We used next-generation
RNA sequencing (
RNA-Seq) technology on the whole transcriptome to identify genes whose expression is consistently affected by
obesity across multiple arteries. Specifically, we examined transcriptional profiles of the iliac artery as well as the feed artery, first, second, and third branch order arterioles in the soleus, gastrocnemius, and diaphragm muscles from obese Otsuka Long-Evans Tokushima Fatty (OLETF) and lean Long-Evans Tokushima Otsuka (LETO) rats. Within the gastrocnemius and soleus muscles, the number of genes differentially expressed with
obesity tended to increase with increasing branch order arteriole number (i.e., decreasing size of the artery). This trend was opposite in the diaphragm.
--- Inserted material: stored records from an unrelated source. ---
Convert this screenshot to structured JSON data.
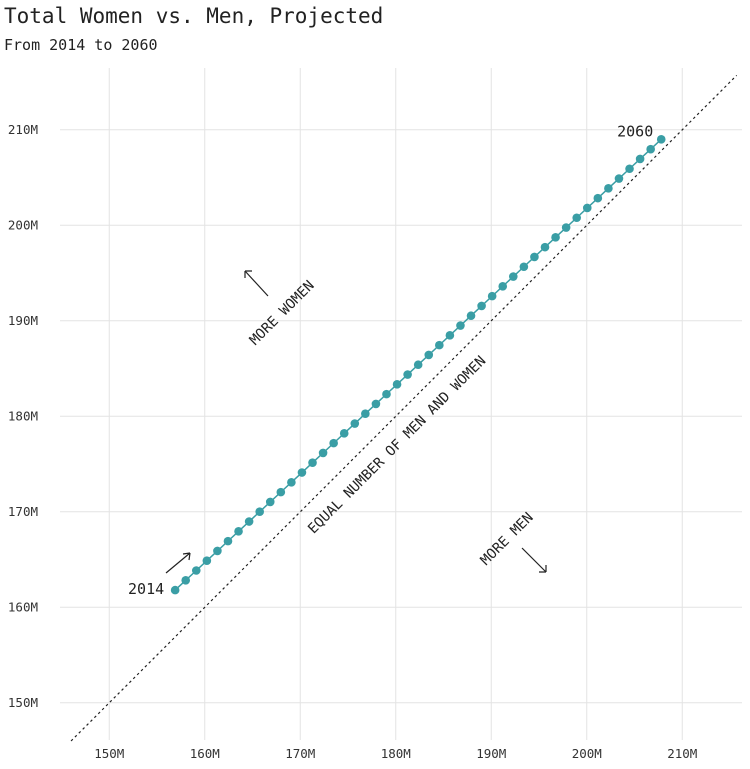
{
  "title": "Total Women vs. Men, Projected",
  "subtitle": "From 2014 to 2060",
  "chart_data": {
    "type": "scatter",
    "x_ticks": [
      "150M",
      "160M",
      "170M",
      "180M",
      "190M",
      "200M",
      "210M"
    ],
    "y_ticks": [
      "150M",
      "160M",
      "170M",
      "180M",
      "190M",
      "200M",
      "210M"
    ],
    "xlim": [
      145,
      216
    ],
    "ylim": [
      146,
      216
    ],
    "grid": true,
    "point_color": "#3a9ea5",
    "series": [
      {
        "start": {
          "x": 156.9,
          "y": 161.8,
          "label": "2014"
        },
        "end": {
          "x": 207.8,
          "y": 209.0,
          "label": "2060"
        },
        "count": 47
      }
    ],
    "reference_line": {
      "label": "EQUAL NUMBER OF MEN AND WOMEN",
      "slope": 1,
      "intercept": 0,
      "style": "dotted"
    },
    "annotations": [
      {
        "text": "MORE WOMEN",
        "direction": "up-left"
      },
      {
        "text": "MORE MEN",
        "direction": "down-right"
      }
    ]
  }
}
We found a total of 15 genes that were consistently upregulated with
obesity (MIS18A, CTRB1, FAM151B, FOLR2, PXMP4, OAS1B, SREBF2, KLRA17, SLC25A44, SNX10, SLFN3, MEF2BNB, IRF7, RAD23A, LGALS3BP) and five genes that were consistently downregulated with
obesity (C2, GOLGA7, RIN3, PCP4,
CYP2E1). A small fraction (∼9%) of the genes affected by
obesity was modulated across all arteries examined. In conclusion, the present study identifies a select number of genes (i.e., 20 genes) whose expression is consistently altered throughout the arterial network in response to
obesity and provides further insight into the heterogeneous vascular effects of
obesity. Although there is no known direct function of the majority of 20 genes related to vascular health, the
obesity-associated upregulation of SREBF2, LGALS3BP, IRF7, and FOLR2 across all arteries is suggestive of an unfavorable vascular phenotypic alteration with
obesity. These data may serve as an important resource for identifying novel therapeutic targets against
obesity-related vascular complications.